Based on the report findings, the Secretariat will pursue all three agreed management actions (AMAs). First, to finalise and pursue an appropriate recovery amount. The non-compliant expenditure – the losses of Global Fund-financed ARVs, ACTs, HIV and malaria test kits – came to a total of US$1,064,788, which the OIG proposes be recovered in full.
The Secretariat will also review the implementation of the MSL’s Standard Operating Procedure for stock-count control, and will confirm that MSL regularly reports stock variances in Global-Fund financed products, and that these variances are being investigated.
(See the full table of AMAs on page 15 of the OIG report.)
Zambia country context
Up until October 2017, the Global Fund had committed US$1.202 billion to Zambia, and had disbursed US$1.023 billion. Zambia had five active Global Fund grants during the OIG’s 2017 investigation (see below).
Table 1: Zambia’s active Global Fund grants in 2017
|Principal Recipient||Grant||Grant end date||Signed amount (US$)|
|Ministry of Health||ZMB-C-MOH||31-Dec-2020||238,687,427|
|Ministry of Health||ZMB-M-MOH||31-Dec-2020||120,374,668|
|Churches Health Association of Zambia||ZMB-C-CHAZ||31-Dec-2020||117,238,821|
|Churches Health Association of Zambia||ZMB-M-CHAZ||31-Dec-2020||28,715,614|
|UN Development Programme||ZAM-H-UNDP||28-Feb-2017||156,509,071|
The Global Fund classifies Zambia as a ‘high impact’ country – with a very large Global Fund-supported portfolio, and a mission-critical disease burden.
Previously identified issues
In 2017, a country audit of Global Fund grants to Zambia reported stock-outs and expiries of health products, from health facilities to central warehouse levels. Discrepancies were picked up between MSL’s physical stock counts and an inventory-systems count, in seven of 13 commodities tested. The target date for most of the AMAs resulting from this audit is December 2019.
Global Fund Response
Acknowledging the complexity of in-country supply chains and logistics, as well as the risks of theft and wastage and necessity to minimize those, Zambia fund portfolio manager Paul McGarrick told Aidspan that “broadly speaking, Zambia is meeting its targets,” and that the country was making good progress against the three diseases.

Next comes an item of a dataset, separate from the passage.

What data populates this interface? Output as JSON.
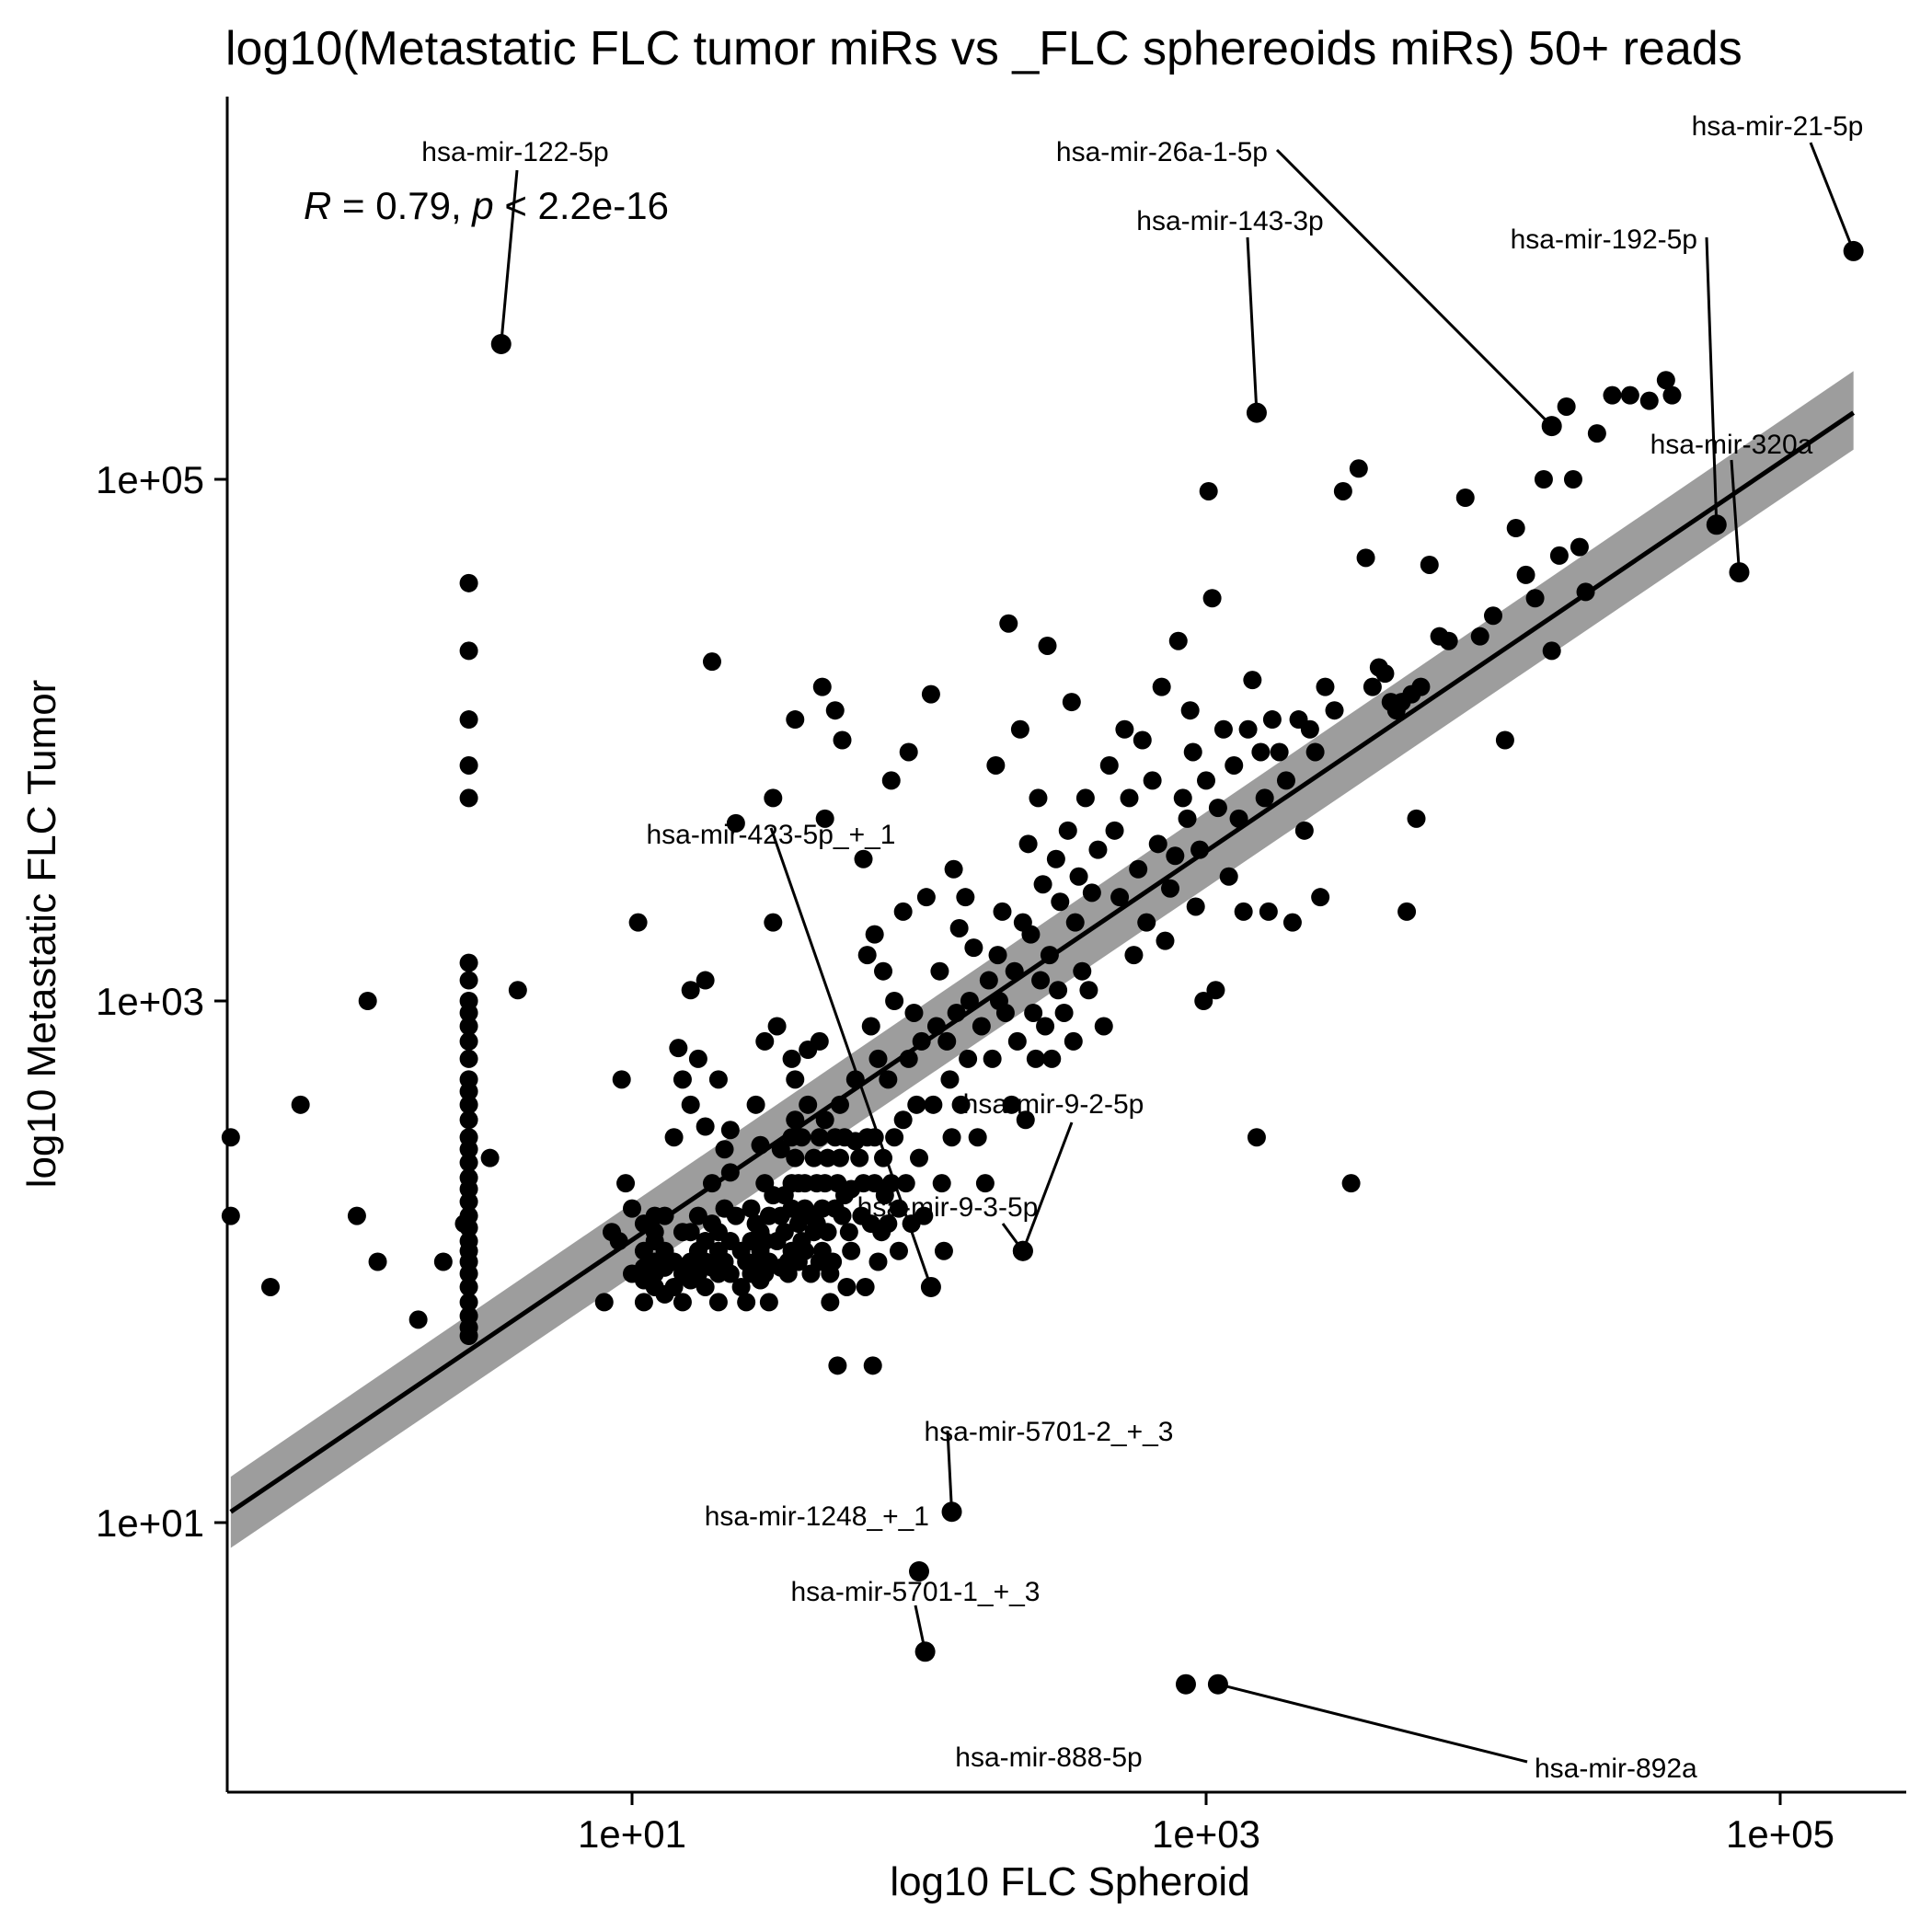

On the same day that the OIG’s report was published, Global Fund Executive Director Peter Sands published a statement stating that “Zambia’s response to the losses at MSL has been exemplary”.
“Since this issue came to light, MSL changed its senior management and co-operated fully with the OIG investigation,” Sands said.
Following the appointment of a new acting managing director in May 2017, MSL has introduced several other initiatives to address issues of theft and corruption, including replacing a security contractor, strengthening its internal audit function, and introducing a whistle-blower policy. (Read Peter Sands’ full statement.)
It is significant, according to McGarrick, that the Global Fund-supported multi-agency task team, which undertook “a really detailed investigation,” was country led. The task team’s investigations and enforcement operations have led to the arrests of eight people within an organized cross-border crime network that has targeted MSL.